The Georgia Bulletin

Sat, Jul 5, 2008


What I Have Seen and Heard - Archbishop Gregory's Weekly Column

Print Issue: December 24, 1981

'A Lot Of Hungry People Out There'

By Gretchen Keiser

Each week, the words in the ad were somewhat different. But throughout a month-long advertising campaign, the symbol and the message were essentially the same: the words “The Peace of Christ Be With You,” a design showing the Cross, the Eucharist and the Chalice and an invitation to talk to a Catholic layperson.

The ad campaign, which ran from Nov. 14 through Dec. 13 in the Atlanta Journal and Constitution, invited alienated Catholics and others interested in the Catholic Church to call a phone number. At the other end, was a layperson from St. Thomas Aquinas parish in Alpharetta, part of a 15-couple team, each of whom took two 24-hour-a-day shifts during the month.

While a more comprehensive report on the responses to and results of the campaign will be made later, those who organized the ad campaign, and the couples who manned the telephone lines during the month were deeply affected by the response, according to George Clements, chairman of the Archdiocesan Committee on Evangelization.

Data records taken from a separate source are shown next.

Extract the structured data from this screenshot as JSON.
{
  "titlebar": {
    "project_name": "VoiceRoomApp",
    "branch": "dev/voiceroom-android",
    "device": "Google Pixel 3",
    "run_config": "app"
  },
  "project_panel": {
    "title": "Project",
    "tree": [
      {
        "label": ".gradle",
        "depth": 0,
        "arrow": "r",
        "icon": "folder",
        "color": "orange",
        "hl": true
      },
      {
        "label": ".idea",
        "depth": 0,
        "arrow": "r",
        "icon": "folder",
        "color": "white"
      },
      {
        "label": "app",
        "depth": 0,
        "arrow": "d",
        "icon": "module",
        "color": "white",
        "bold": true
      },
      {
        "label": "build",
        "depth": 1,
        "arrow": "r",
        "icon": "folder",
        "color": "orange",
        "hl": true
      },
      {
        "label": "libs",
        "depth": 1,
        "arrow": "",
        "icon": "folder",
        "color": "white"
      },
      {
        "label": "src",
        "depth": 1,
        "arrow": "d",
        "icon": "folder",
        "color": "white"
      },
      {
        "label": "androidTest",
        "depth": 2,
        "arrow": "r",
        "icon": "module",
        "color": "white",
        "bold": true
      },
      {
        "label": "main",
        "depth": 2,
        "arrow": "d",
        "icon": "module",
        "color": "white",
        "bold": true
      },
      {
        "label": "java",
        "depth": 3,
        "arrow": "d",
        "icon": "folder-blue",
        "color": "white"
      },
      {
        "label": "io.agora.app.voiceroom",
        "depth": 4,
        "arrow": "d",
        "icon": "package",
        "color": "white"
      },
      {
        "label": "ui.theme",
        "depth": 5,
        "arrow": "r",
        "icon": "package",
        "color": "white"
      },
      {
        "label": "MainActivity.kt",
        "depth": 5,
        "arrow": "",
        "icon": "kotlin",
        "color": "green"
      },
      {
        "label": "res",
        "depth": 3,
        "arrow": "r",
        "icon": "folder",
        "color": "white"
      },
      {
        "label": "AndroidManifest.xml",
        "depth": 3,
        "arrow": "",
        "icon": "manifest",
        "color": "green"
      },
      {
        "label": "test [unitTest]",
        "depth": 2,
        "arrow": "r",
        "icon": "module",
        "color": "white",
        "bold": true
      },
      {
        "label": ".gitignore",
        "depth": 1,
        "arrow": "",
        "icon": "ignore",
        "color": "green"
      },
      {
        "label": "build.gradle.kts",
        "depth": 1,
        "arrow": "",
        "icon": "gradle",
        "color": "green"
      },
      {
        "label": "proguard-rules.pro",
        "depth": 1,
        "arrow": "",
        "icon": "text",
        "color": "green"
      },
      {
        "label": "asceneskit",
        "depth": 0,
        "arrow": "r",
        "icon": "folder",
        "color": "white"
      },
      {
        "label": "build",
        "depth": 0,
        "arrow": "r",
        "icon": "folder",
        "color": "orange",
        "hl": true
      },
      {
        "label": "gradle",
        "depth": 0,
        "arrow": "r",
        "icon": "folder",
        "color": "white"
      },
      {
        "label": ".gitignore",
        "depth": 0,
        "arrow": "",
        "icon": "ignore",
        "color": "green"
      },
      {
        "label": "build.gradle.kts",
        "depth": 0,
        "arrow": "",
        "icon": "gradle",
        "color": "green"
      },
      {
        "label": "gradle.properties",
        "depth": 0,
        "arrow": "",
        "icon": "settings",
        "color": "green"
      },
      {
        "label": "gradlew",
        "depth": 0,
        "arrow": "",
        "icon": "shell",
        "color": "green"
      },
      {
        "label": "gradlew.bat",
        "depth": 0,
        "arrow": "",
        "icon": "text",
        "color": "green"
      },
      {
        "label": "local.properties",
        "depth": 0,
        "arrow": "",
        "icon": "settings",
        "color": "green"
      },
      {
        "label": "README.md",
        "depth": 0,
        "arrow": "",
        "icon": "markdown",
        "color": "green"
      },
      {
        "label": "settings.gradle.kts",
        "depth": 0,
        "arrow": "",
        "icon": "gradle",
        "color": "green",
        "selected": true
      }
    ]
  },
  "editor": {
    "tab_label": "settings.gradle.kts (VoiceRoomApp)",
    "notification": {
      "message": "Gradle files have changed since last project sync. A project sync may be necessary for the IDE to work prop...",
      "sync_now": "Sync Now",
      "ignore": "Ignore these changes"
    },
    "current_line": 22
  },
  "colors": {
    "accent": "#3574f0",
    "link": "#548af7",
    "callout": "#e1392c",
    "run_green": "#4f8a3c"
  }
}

Approximately 500 phone calls came in during the 30-day period, Clements said, the vast majority from people with serious intent. “There was an extraordinarily wide variety of calls, as we expected,” he said, “and an extraordinarily low number of crank calls.

As one of our coordinators described it, ‘There are a lot of very hungry people out there.’”

The essential message repeated during the campaign was an invitation by Catholics to share in the peace and joy that comes from celebrating Christ’s Resurrection in the Mass. Among the hopes for the campaign were that it would provide an invitation to people who had never been invited to the Church before, and to inactive Catholics who had never been invited to return. It was also seen as providing an “icebreaker” alternative to calling a rectory and talking to a priest.

Clements said those aims were apparently fulfilled, judging by the nature of the responses. The callers included a priest who had left the church and others wrestling with questions about the church, divorce and marriage, homosexuality, alcoholism. They were “hurt and they were mad,” Clements said. “They were mad at something that had happened. They were looking for an answer and they had not found it.” Many said they were deeply touched by the ads.

In the ads and on the phone, the hope was to dispel a sense of the Church as aloof, and to show that “we are a responsive, caring community,” Clements said. “In our view, the seeds that are being planted are tremendous.”

Phone calls came in around the clock from 10 to 20 a day, and included calls from people passing through Atlanta’s Hartsfield International Airport and responding to the newspaper ad.

About 200 of the callers gave their name and phone number and were referred to a follow-up person in their parish or a diocesan department which could be helpful.

Further study will be made of the campaign, the response, and possible future plans, Clements said, including establishing a Catholic “presence” on the church page of the newspaper.